Title: 接触力学中具有Tresca摩擦的VEM全离散多面体格式的分析，带有泡状稳定化

Abstract: This work performs the convergence analysis of the polytopal nodal discretisation of contact-mechanics (with Tresca friction) recently introduced in [18] in the framework of poro-elastic models in fractured porous media.

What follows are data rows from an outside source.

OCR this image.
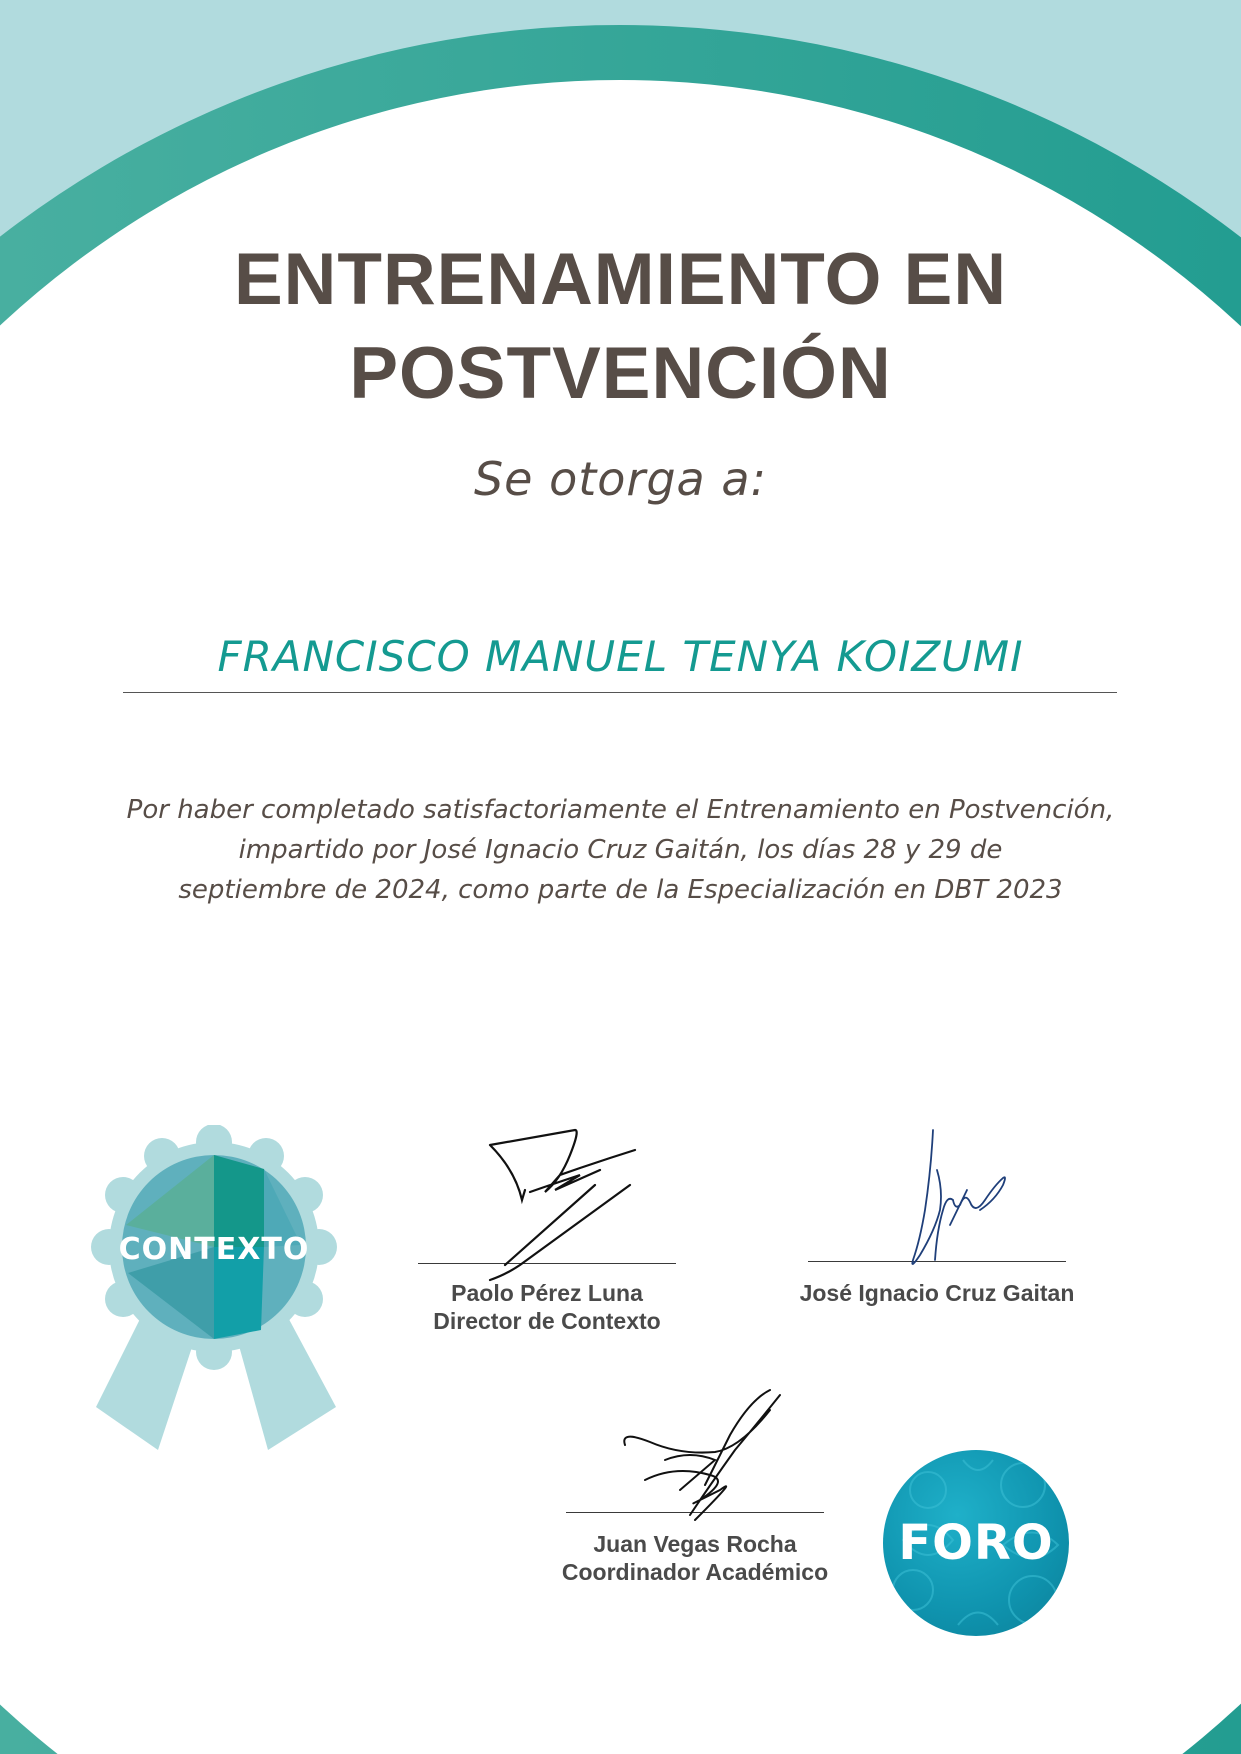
ENTRENAMIENTO EN
POSTVENCIÓN
Se otorga a:
FRANCISCO MANUEL TENYA KOIZUMI
Por haber completado satisfactoriamente el Entrenamiento en Postvención,
impartido por José Ignacio Cruz Gaitán, los días 28 y 29 de
septiembre de 2024, como parte de la Especialización en DBT 2023
CONTEXTO
Paolo Pérez Luna
Director de Contexto
José Ignacio Cruz Gaitan
Juan Vegas Rocha
Coordinador Académico
FORO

The scheme is based on a mixed formulation, using face-wise constant approximations of the Lagrange multipliers along the fracture network and a fully discrete first order nodal approximation of the displacement field. The displacement field is enriched with additional bubble degrees of freedom along the fractures to ensure the inf-sup stability with the Lagrange multiplier space. It is presented in a fully discrete formulation, which makes its study more straightforward, but also has a Virtual Element interpretation. The analysis establishes an abstract error estimate accounting for the fully discrete framework and the non-conformity of the discretisation. A first order error estimate is deduced for sufficiently smooth solutions both for the gradient of the displacement field and the Lagrange multiplier. A key difficulty of the numerical analysis is the proof of a discrete inf-sup condition, which is based on a non-standard $H^{-1/2}$-norm (to deal with fracture networks) and involves the jump of the displacements, not their traces. The analysis also requires the proof of a discrete Korn inequality for the discrete displacement field which takes into account fracture networks. Numerical experiments based on analytical solutions confirm our theoretical findings Show Chinese abstract

Abstract: 这项工作对最近在[18]中引入的接触力学（Tresca摩擦）的多面体节点离散化进行了收敛性分析，在裂缝多孔介质的渗流弹性模型框架内。 该方案基于一种混合公式，使用沿裂缝网络的面上常数近似来表示拉格朗日乘子，并采用位移场的完全离散的一阶节点近似。 位移场在裂缝处增加了额外的泡状自由度，以确保与拉格朗日乘子空间的inf-sup稳定性。 它以完全离散的形式呈现，这使得研究更加直接，同时也具有虚拟元素解释。 分析建立了一个抽象的误差估计，考虑了完全离散框架和离散化的非一致性。 对于足够光滑的解，得出了一阶误差估计，适用于位移场的梯度和拉格朗日乘子。 数值分析的一个关键难点是证明一个离散的inf-sup条件，该条件基于一种非标准的$H^{-1/2}$-范数（用于处理裂缝网络），并涉及位移的跳跃，而不是它们的迹。 分析还要求证明一个离散的Korn不等式，适用于考虑裂缝网络的离散位移场。 基于解析解的数值实验验证了我们的理论结果。